I want to characterise keratoconus and FECD using a multi-omic approach combining proteomic, metabolomic and lipidomic analyses.  This will include developing a method for the efficient extraction of lipids, metabolites and proteins from a single sample, enabling the targeted and untargeted analyses of each eye tissue.  Extracting multiple “omes” in one step will ensure like for like comparisons and give a genuine snapshot of the biological status of the system. This will result in much better correlations between differences in metabolites/proteins and we can obtain greater insights into the metabolic pathways comparing healthy and disease states through interrogation and integration of the different omics datasets.  This method will be unique in eye tissue omics studies to date.

What are the biggest obstacles to answering these questions?

My biggest challenges in this project will be all the sample prep method development.  I’ve seen a similar one-step extraction method used before on plant material but never on the eye tissues that I’ll be working with.  All the different tissues, e.g. tears, aqueous humor, cornea, all have very different compositions so it’ll be interesting to see if the one method works with all sample types. 

Another challenge I’ll face is the data integration and interpretation.  To date, I have only ever run single omics experiments which require just one software analysis approach.  I’ll now have to find a way to integrate all the data generated from the proteomics, metabolomics and lipidomics analyses.  Fortunately, there’s a symposium towards the end of the year which deals with Multiomics data integration that I’ll be attending so hopefully this will give me some idea of the best way to deal with these large datasets.
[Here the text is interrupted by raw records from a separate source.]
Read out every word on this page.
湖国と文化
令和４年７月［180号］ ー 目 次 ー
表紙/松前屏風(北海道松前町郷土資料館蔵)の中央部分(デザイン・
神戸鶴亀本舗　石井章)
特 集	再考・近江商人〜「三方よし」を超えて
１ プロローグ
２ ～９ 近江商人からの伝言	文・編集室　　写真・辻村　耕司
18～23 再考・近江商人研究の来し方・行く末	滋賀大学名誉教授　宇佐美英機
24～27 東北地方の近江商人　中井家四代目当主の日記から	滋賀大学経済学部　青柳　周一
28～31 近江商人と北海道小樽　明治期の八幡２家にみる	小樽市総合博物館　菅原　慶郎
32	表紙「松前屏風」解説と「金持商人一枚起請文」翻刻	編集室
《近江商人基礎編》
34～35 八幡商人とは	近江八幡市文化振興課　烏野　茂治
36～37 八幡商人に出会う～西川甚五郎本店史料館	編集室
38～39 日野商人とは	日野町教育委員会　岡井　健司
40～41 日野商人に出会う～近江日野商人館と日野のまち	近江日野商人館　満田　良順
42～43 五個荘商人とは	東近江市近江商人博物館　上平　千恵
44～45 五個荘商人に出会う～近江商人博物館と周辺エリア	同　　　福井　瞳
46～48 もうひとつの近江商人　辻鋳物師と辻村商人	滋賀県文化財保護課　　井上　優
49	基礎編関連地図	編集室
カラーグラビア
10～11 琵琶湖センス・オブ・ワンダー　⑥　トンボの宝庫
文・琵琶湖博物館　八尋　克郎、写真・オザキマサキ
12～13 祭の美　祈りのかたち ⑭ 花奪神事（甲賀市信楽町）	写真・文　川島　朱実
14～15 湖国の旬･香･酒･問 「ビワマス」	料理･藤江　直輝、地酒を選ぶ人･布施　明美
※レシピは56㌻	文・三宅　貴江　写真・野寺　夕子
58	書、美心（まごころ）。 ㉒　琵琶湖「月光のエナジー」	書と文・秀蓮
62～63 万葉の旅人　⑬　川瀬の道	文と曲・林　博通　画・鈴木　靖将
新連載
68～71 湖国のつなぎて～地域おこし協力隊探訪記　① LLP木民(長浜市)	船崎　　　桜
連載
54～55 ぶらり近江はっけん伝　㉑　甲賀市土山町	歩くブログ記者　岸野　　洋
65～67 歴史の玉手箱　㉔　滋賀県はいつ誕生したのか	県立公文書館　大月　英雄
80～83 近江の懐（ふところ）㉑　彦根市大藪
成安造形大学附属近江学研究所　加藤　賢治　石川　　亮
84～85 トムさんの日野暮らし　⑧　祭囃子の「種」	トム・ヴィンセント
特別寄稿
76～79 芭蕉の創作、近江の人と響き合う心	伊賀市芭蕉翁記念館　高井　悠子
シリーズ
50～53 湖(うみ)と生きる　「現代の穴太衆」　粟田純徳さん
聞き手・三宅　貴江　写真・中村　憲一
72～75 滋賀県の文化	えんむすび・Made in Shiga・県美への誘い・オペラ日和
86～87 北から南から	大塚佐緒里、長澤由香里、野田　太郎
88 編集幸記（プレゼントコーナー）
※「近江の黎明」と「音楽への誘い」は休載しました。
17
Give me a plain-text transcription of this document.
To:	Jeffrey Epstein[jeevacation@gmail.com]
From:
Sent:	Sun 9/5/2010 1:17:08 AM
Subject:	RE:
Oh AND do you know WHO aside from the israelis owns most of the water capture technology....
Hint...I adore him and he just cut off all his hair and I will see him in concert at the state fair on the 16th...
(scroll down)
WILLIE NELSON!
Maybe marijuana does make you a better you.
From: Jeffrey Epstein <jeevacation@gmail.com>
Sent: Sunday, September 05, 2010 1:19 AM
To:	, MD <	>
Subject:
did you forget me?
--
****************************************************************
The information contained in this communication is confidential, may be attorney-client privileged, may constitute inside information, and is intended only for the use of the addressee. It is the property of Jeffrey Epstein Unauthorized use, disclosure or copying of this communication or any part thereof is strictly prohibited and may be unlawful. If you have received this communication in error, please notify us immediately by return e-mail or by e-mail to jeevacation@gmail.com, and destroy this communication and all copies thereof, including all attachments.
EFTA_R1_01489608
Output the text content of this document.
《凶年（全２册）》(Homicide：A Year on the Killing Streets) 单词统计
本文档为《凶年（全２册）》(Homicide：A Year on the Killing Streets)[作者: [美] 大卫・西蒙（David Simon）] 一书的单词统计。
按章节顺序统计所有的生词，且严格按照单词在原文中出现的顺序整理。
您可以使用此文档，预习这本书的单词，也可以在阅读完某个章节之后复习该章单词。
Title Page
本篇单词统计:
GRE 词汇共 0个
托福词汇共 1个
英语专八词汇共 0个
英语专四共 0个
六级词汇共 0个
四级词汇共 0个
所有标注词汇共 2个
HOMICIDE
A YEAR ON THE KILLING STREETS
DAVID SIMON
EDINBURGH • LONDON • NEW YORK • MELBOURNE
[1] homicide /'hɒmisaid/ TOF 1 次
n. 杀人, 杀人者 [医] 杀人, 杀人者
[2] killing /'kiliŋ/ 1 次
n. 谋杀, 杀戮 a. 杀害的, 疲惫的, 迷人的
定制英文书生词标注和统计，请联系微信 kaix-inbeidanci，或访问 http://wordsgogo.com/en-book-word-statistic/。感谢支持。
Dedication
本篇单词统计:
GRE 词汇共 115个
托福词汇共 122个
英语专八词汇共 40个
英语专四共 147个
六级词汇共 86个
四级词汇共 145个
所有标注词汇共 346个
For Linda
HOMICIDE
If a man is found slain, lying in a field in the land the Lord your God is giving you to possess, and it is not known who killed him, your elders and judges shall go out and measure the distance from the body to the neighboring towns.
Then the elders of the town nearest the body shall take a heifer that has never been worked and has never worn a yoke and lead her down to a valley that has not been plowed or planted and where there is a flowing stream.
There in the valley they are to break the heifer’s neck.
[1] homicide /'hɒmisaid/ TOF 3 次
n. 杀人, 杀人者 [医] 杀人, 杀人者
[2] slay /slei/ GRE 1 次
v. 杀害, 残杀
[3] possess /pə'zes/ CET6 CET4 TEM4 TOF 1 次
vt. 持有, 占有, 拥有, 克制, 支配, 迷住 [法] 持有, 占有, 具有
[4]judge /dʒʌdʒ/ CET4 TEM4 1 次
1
How has VISICORT contributed to your project concept and research?

VISICORT Foundation Biobank brochure

Without VISICORT it may never have occurred to me to embark on my own PhD project.  Because the subject matter interested me so much and due to the large number of samples available in the Biostór it was an easy jump to design a project to expand on the profiling data already generated by mass spectrometry.  The challenge was distilling it down to look at a couple of biological questions as there were a large number of avenues we could have pursued.  The two plenary meetings I have presented at, the first in Berlin to pitch the idea of the PhD project and the second in Galway to present a more definite structure, have been invaluable to me.  Getting advice and suggestions from experts in the field has definitely shaped my work going forward.